In one dramatic example, people practiced loving-kindness meditation for nine months, and researchers scanned their brains before and after training. Remarkably, parts of the brain associated with empathy grew in volume as individuals practiced, suggesting that these techniques can have deep and long-lasting effects.

Storytelling. Where statistics fail to move us, stories succeed. They bring us into one person’s perspective, allow us to resonate with their joy and pain, and are steeped in humanity. In fact, even fictional stories help us to empathize with real people.

Evidence suggests that bookworms grow better at understanding others the more stories they eat through. Even small “doses” of fiction can make a difference, especially when they connect us with voices from cultures or groups we might not think or care about otherwise.

Friendship. Empathy dissolves when we see the world in terms of “us and them,” but it recovers just as quickly when we return to “you and I.” Decades of research demonstrate that when people make close, personal contact with members of other groups, under the right conditions, they experience less prejudice. This is in part because they find it easier to empathize with that individual’s perspective and—by extension—with their group as a whole.

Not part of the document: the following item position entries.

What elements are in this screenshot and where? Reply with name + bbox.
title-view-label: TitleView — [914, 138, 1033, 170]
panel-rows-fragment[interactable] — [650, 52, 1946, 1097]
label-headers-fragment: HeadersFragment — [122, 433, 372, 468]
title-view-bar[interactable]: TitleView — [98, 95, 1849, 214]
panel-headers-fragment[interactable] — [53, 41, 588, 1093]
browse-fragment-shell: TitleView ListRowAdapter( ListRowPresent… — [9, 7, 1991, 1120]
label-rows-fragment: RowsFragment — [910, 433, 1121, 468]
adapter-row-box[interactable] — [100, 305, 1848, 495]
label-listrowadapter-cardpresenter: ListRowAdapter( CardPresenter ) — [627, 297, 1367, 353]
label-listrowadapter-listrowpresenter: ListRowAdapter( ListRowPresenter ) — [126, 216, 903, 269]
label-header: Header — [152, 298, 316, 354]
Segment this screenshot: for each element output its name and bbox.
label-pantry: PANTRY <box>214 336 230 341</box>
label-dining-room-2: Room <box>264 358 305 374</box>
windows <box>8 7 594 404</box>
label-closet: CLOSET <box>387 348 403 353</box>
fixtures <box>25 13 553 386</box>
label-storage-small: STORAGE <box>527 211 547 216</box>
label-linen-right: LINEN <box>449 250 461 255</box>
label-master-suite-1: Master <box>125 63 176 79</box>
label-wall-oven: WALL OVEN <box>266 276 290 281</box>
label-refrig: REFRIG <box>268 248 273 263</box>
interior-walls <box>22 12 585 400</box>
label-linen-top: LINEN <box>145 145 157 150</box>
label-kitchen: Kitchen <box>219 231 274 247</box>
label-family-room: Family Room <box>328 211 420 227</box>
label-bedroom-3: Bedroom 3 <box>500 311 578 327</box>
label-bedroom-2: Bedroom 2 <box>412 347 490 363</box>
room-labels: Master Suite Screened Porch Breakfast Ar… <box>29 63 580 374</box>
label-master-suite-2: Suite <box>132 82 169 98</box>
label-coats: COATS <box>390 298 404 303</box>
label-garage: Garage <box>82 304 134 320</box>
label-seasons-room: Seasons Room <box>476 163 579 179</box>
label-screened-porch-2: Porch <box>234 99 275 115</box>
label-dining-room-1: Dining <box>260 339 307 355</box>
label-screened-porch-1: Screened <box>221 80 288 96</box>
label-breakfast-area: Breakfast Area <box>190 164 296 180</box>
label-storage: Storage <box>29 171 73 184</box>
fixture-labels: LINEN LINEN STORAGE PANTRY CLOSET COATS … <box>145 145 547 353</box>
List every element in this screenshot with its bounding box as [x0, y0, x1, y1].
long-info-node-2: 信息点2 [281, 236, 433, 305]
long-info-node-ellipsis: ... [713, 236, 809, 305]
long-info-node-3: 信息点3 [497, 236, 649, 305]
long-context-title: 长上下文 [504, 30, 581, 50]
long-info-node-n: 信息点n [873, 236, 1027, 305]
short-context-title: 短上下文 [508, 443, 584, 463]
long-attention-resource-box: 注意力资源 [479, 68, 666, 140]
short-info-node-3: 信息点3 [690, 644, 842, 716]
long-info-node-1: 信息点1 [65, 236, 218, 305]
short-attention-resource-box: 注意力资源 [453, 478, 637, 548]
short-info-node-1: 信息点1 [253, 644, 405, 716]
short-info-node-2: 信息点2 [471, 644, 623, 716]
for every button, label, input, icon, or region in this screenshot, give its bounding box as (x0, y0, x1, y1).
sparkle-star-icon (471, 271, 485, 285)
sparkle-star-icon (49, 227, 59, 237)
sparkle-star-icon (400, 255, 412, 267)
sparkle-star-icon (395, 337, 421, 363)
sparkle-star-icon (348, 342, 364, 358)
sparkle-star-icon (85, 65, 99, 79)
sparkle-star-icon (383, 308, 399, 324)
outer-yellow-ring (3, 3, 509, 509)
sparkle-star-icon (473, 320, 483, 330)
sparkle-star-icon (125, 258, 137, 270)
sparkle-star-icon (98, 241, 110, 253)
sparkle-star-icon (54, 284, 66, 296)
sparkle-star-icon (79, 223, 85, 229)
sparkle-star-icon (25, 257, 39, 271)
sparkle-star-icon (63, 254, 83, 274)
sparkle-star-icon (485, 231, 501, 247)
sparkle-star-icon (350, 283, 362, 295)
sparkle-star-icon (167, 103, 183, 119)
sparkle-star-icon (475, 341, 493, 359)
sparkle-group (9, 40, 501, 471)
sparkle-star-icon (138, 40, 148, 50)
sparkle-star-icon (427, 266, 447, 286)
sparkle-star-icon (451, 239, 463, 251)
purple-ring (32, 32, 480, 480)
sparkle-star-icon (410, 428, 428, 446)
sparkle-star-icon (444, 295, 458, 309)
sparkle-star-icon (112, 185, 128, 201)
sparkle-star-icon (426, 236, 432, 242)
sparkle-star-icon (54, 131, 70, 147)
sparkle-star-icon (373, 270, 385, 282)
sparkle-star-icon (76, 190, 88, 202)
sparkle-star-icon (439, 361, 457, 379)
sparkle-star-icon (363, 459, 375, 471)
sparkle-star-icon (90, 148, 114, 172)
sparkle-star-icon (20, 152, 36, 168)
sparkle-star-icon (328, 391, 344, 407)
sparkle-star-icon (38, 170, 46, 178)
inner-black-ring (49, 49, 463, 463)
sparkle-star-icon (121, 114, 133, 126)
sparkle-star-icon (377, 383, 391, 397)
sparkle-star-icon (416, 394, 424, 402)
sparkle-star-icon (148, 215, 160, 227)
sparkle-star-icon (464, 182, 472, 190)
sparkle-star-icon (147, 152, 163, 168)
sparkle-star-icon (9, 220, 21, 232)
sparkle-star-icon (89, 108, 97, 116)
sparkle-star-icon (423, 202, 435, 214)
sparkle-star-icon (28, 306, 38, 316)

This last principle is what I was going for in calling my old friend. We had stopped being people to each other, but I believed a conversation could bring us back. To do so, we focused not on our opinions, but on how we had gotten to them in the first place. We talked about moments of fear, alienation, and anger, and how much we both feared the hatred that seems to be blooming in our national dialogue. Our conversation didn’t make us agree, but it did help us to understand each other, to feel heard, and to remember our common humanity.

I wouldn’t have called my friend if I didn’t know that people can build their empathy. If it’s impossible to change, why waste the energy trying? And indeed, my own research suggests that people who think of empathy as a trait they can’t control empathize lazily—for instance, only when it’s easy, or with people in their own tribe. Understanding empathy as a skill empowers and challenges us to decide what we want to do with it, and what type of people we want to become.

The first step toward building our capacity to care is believing we can succeed. Hopefully by now you know you can. What you do with this knowledge—and with your capacity to care more—is up to you.